Performance and Observations
Management of the Access Point is done from the Cloud interface “https://cloud.engenius.ai/“. You would need to create a free account and add your Access Point to inventory before you can start configuring. To get to the cloud from the on-prem environment, you will be opening a few ports. Here is the matrix of the open ports needed.
|Cloud Device||Cloud Services||Source IP||Destination IP||Ports||Protocol (TCP/UDP/ICMP..)||Direction (Inbound / Outbound /Bi-Direction)|
|AP,SW, Ensky||Periodical Cloud communication,Firmware Upgrade, Real-Time Meter||Your Networks||any||443||TCP||Outbound|
|AP,SW, Ensky||Persistent Cloud communication||Your Networks||184.108.40.206||80||TCP||Outbound|
|AP||Cloud Radius||Your Networks||220.127.116.11||1812/1813||TCP & UDP||Outbound|
|AP,SW, Ensky||NTP time synchronization||Your Networks||any||123||UDP||Outbound|
|AP,SW, Ensky||Remote Tunnel||Your Networks||18.104.22.168||22||TCP||Outbound|
|AP||Splash Page||Your Networks||any||80/443||TCP||Outbound|
For more information on the UI in the EnGenius Cloud Management console please check my review of the ECW220v2 access point.
The WiFi Adapter used in testing was Killer WiFi 6E AX1675x 160MHz Wireless Adapter with Driver version 22.214.171.124.
Playing with the Access Point for a few weeks, I’ve gone through numerous scenarios that I could come up with to get an understanding of what ECW230s can offer.
The EnGenius has a nifty tool section where the bandwidth and status could be measured at the Access Point itself. On a full Gigabit connection, I was getting about 490Mbps down and 820 Mbps up. This was observed on the non-utilized connection. I want to note that the CPU utilization would spike up on the speed tests and other general loads on the AP.

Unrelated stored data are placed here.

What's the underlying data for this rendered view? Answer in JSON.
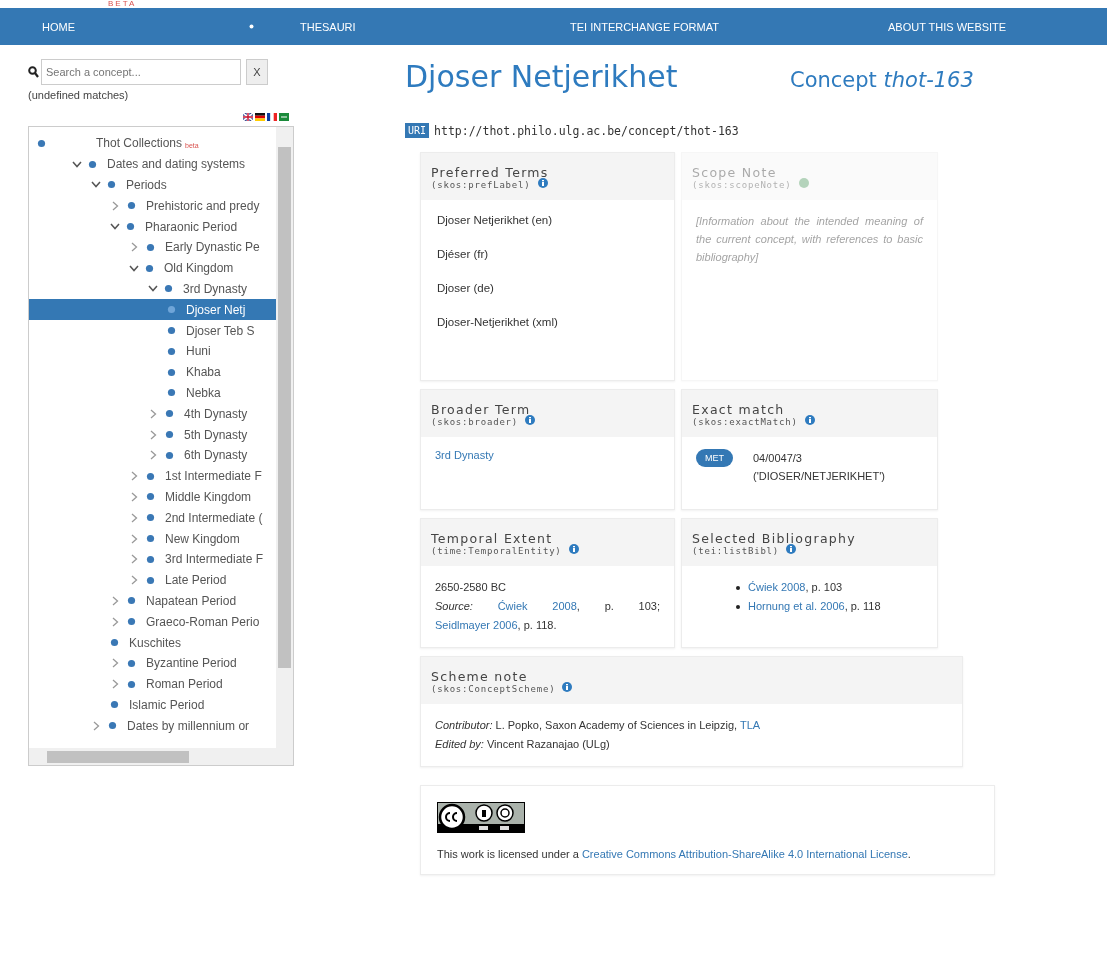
{
  "brand_tag": "BETA",
  "nav": [
    {
      "label": "HOME",
      "has_menu": true
    },
    {
      "label": "THESAURI",
      "has_menu": false
    },
    {
      "label": "TEI INTERCHANGE FORMAT",
      "has_menu": false
    },
    {
      "label": "ABOUT THIS WEBSITE",
      "has_menu": false
    }
  ],
  "search": {
    "placeholder": "Search a concept...",
    "clear_label": "X",
    "matches": "(undefined matches)"
  },
  "languages": [
    {
      "kind": "uk"
    },
    {
      "kind": "de"
    },
    {
      "kind": "fr"
    },
    {
      "kind": "ar"
    }
  ],
  "tree": [
    {
      "label": "Thot Collections",
      "tag": "beta",
      "kind": "root",
      "selected": false,
      "children": [
        {
          "label": "Dates and dating systems",
          "kind": "branch",
          "selected": false,
          "expanded": true,
          "children": [
            {
              "label": "Periods",
              "kind": "branch",
              "selected": false,
              "expanded": true,
              "children": [
                {
                  "label": "Prehistoric and predy",
                  "kind": "branch",
                  "selected": false,
                  "expanded": false
                },
                {
                  "label": "Pharaonic Period",
                  "kind": "branch",
                  "selected": false,
                  "expanded": true,
                  "children": [
                    {
                      "label": "Early Dynastic Pe",
                      "kind": "branch",
                      "selected": false,
                      "expanded": false
                    },
                    {
                      "label": "Old Kingdom",
                      "kind": "branch",
                      "selected": false,
                      "expanded": true,
                      "children": [
                        {
                          "label": "3rd Dynasty",
                          "kind": "branch",
                          "selected": false,
                          "expanded": true,
                          "children": [
                            {
                              "label": "Djoser Netj",
                              "kind": "leaf",
                              "selected": true
                            },
                            {
                              "label": "Djoser Teb S",
                              "kind": "leaf",
                              "selected": false
                            },
                            {
                              "label": "Huni",
                              "kind": "leaf",
                              "selected": false
                            },
                            {
                              "label": "Khaba",
                              "kind": "leaf",
                              "selected": false
                            },
                            {
                              "label": "Nebka",
                              "kind": "leaf",
                              "selected": false
                            }
                          ]
                        },
                        {
                          "label": "4th Dynasty",
                          "kind": "branch",
                          "selected": false,
                          "expanded": false
                        },
                        {
                          "label": "5th Dynasty",
                          "kind": "branch",
                          "selected": false,
                          "expanded": false
                        },
                        {
                          "label": "6th Dynasty",
                          "kind": "branch",
                          "selected": false,
                          "expanded": false
                        }
                      ]
                    },
                    {
                      "label": "1st Intermediate F",
                      "kind": "branch",
                      "selected": false,
                      "expanded": false
                    },
                    {
                      "label": "Middle Kingdom",
                      "kind": "branch",
                      "selected": false,
                      "expanded": false
                    },
                    {
                      "label": "2nd Intermediate (",
                      "kind": "branch",
                      "selected": false,
                      "expanded": false
                    },
                    {
                      "label": "New Kingdom",
                      "kind": "branch",
                      "selected": false,
                      "expanded": false
                    },
                    {
                      "label": "3rd Intermediate F",
                      "kind": "branch",
                      "selected": false,
                      "expanded": false
                    },
                    {
                      "label": "Late Period",
                      "kind": "branch",
                      "selected": false,
                      "expanded": false
                    }
                  ]
                },
                {
                  "label": "Napatean Period",
                  "kind": "branch",
                  "selected": false,
                  "expanded": false
                },
                {
                  "label": "Graeco-Roman Perio",
                  "kind": "branch",
                  "selected": false,
                  "expanded": false
                },
                {
                  "label": "Kuschites",
                  "kind": "leaf",
                  "selected": false
                },
                {
                  "label": "Byzantine Period",
                  "kind": "branch",
                  "selected": false,
                  "expanded": false
                },
                {
                  "label": "Roman Period",
                  "kind": "branch",
                  "selected": false,
                  "expanded": false
                },
                {
                  "label": "Islamic Period",
                  "kind": "leaf",
                  "selected": false
                }
              ]
            },
            {
              "label": "Dates by millennium or",
              "kind": "branch",
              "selected": false,
              "expanded": false
            }
          ]
        }
      ]
    }
  ],
  "title": "Djoser Netjerikhet",
  "concept": "Concept *thot-163*",
  "uri": {
    "badge": "URI",
    "value": "http://thot.philo.ulg.ac.be/concept/thot-163"
  },
  "preferred_terms": {
    "title": "Preferred Terms",
    "property": "(skos:prefLabel)",
    "terms": [
      "Djoser Netjerikhet (en)",
      "Djéser (fr)",
      "Djoser (de)",
      "Djoser-Netjerikhet (xml)"
    ]
  },
  "scope_note": {
    "title": "Scope Note",
    "property": "(skos:scopeNote)",
    "text": "[Information about the intended meaning of the current concept, with references to basic bibliography]",
    "faded": true
  },
  "broader_term": {
    "title": "Broader Term",
    "property": "(skos:broader)",
    "link": "3rd Dynasty"
  },
  "exact_match": {
    "title": "Exact match",
    "property": "(skos:exactMatch)",
    "badge": "MET",
    "value": "04/0047/3 ('DIOSER/NETJERIKHET')"
  },
  "temporal_extent": {
    "title": "Temporal Extent",
    "property": "(time:TemporalEntity)",
    "range": "2650-2580 BC",
    "source_label": "Source:",
    "sources": [
      {
        "link": "Ćwiek 2008",
        "suffix": ", p. 103;"
      },
      {
        "link": "Seidlmayer 2006",
        "suffix": ", p. 118."
      }
    ]
  },
  "bibliography": {
    "title": "Selected Bibliography",
    "property": "(tei:listBibl)",
    "items": [
      {
        "link": "Ćwiek 2008",
        "suffix": ", p. 103"
      },
      {
        "link": "Hornung et al. 2006",
        "suffix": ", p. 118"
      }
    ]
  },
  "scheme_note": {
    "title": "Scheme note",
    "property": "(skos:ConceptScheme)",
    "contributor_label": "Contributor:",
    "contributor": " L. Popko, Saxon Academy of Sciences in Leipzig, ",
    "contributor_link": "TLA",
    "editor_label": "Edited by:",
    "editor": " Vincent Razanajao (ULg)"
  },
  "license": {
    "text": "This work is licensed under a ",
    "link": "Creative Commons Attribution-ShareAlike 4.0 International License",
    "end": "."
  }
}
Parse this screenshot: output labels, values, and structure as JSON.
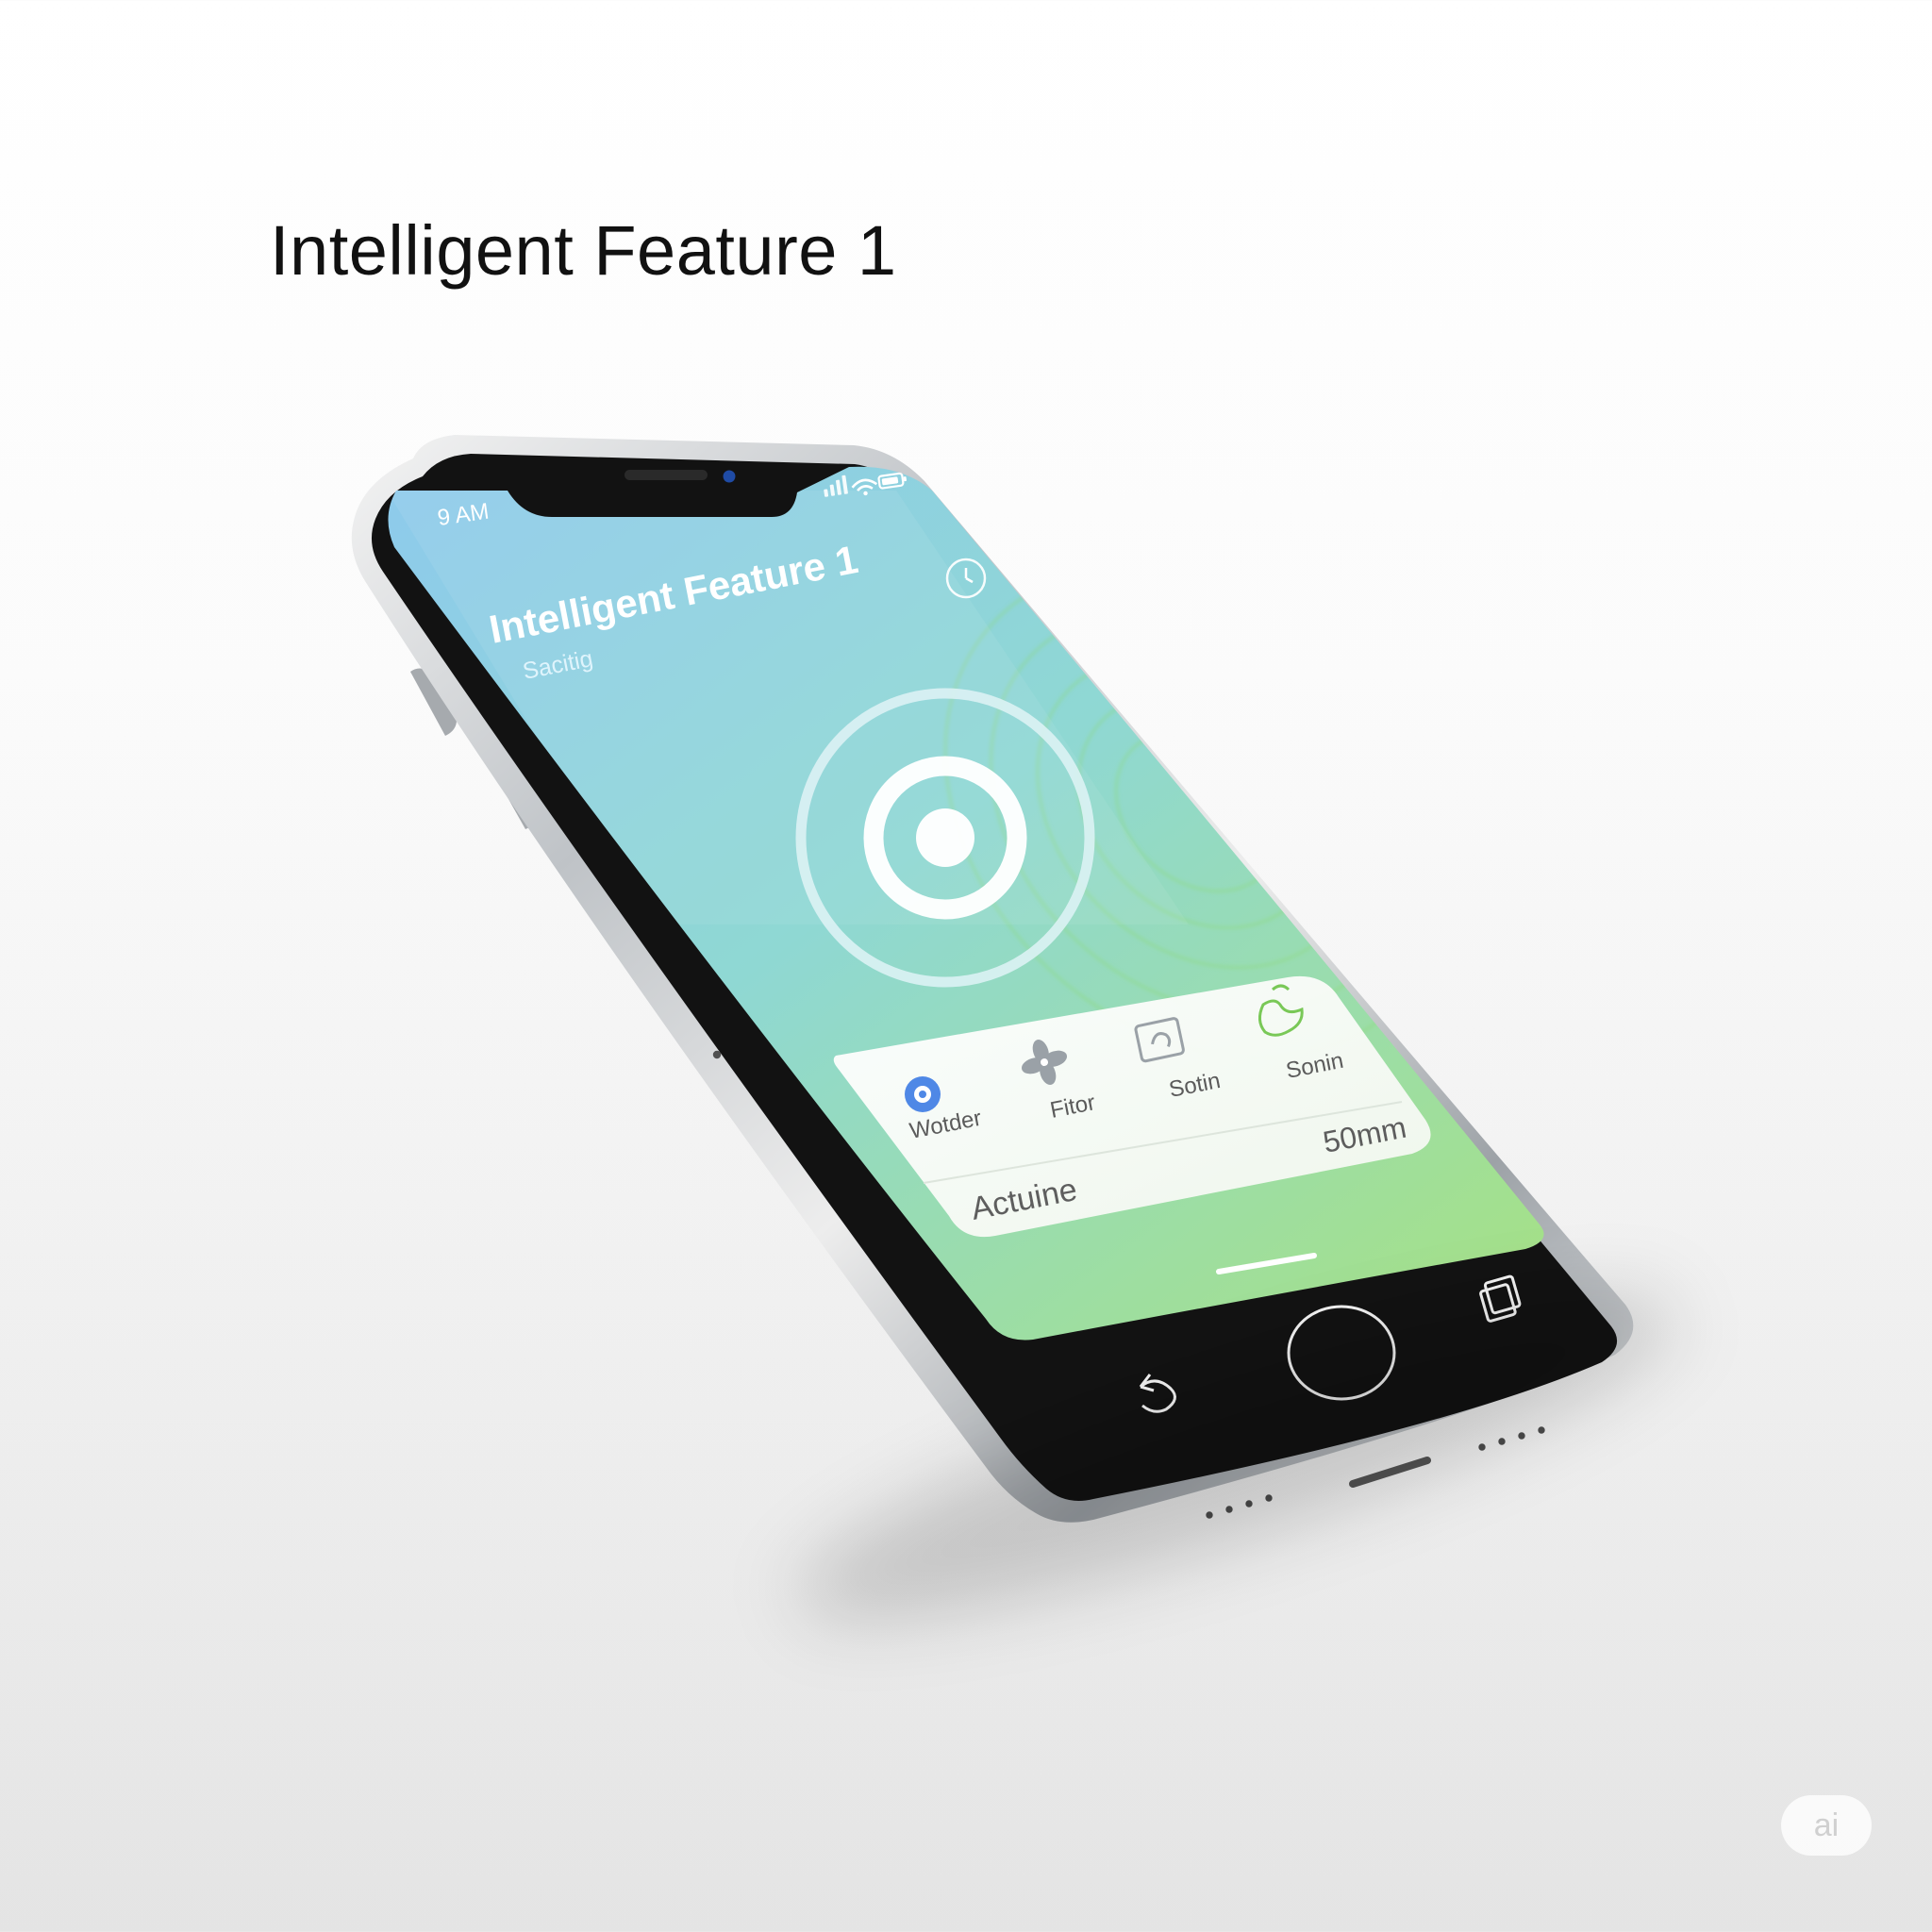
{
  "page": {
    "headline": "Intelligent Feature 1"
  },
  "phone": {
    "status_bar": {
      "time": "9 AM",
      "signal_icon": "signal-bars-icon",
      "wifi_icon": "wifi-icon",
      "battery_icon": "battery-icon"
    },
    "screen": {
      "title": "Intelligent Feature 1",
      "subtitle": "Sacitig",
      "timer_icon": "timer-icon",
      "scan_icon": "target-icon"
    },
    "feature_card": {
      "items": [
        {
          "label": "Wotder",
          "icon": "settings-badge-icon"
        },
        {
          "label": "Fitor",
          "icon": "fan-icon"
        },
        {
          "label": "Sotin",
          "icon": "square-loop-icon"
        },
        {
          "label": "Sonin",
          "icon": "leaf-gesture-icon"
        }
      ],
      "value": "50mm",
      "status": "Actuine"
    },
    "nav": {
      "back_icon": "back-arrow-icon",
      "home_icon": "home-button-icon",
      "multitask_icon": "stacked-pages-icon"
    }
  },
  "watermark": {
    "text": "ai"
  },
  "colors": {
    "screen_top": "#8ec9ee",
    "screen_mid": "#8fd8d3",
    "screen_bottom": "#a8e27d",
    "ring_green": "#8ad968",
    "headline": "#111111",
    "phone_frame": "#cfd2d5",
    "phone_bezel": "#121212"
  }
}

What I found interesting is that the transmit power for the 2.4 and 5GHz channels would not change past 23dBM for the 2.4 GHz and 17dBm for the 5GHz channels. I am not sure if this is a hard lock, but I could not increase the transmit power.
My test client was run on the 2.4 GHz channel. The connected rate being 35 feet away from the Access Point was around 292Mbps.
Being connected to a 5Ghz channel, the connected rate being 35 feet away was around 720Mbps.
While looking at some overall bandwidth, I played around with the two scenarios Line of Sight and Multi-wall Penetration.
Line of Sight observations:
For the Line of Sight testing, I set the Access Point 35 feet away from my test machine and observed behavior. The upload speeds that were metered on average were above 300MBps. Upload Speeds were somewhere closer to the 300 MBps as well. Moving Access Point closer to the test machine resulted in improved transfer speeds. I saw download speeds reaching about 420MBps, and upload speeds were about 340MBps.
For Multi-Wall Penetration, I placed the Access point in the basement of my house (about 30 feet away from my test machine), where the room is surrounded by concrete walls. The throughput speed has drastically dropped, showing Upload and download speeds barely breaching 100MBps.
For another test, I placed the AP on the same floor level as my test machine (about 30 ft away) and moved it behind two walls. The connection strength and throughput increased, and I started to see downloads of around 260MBps and uploads of about 215MBps on average.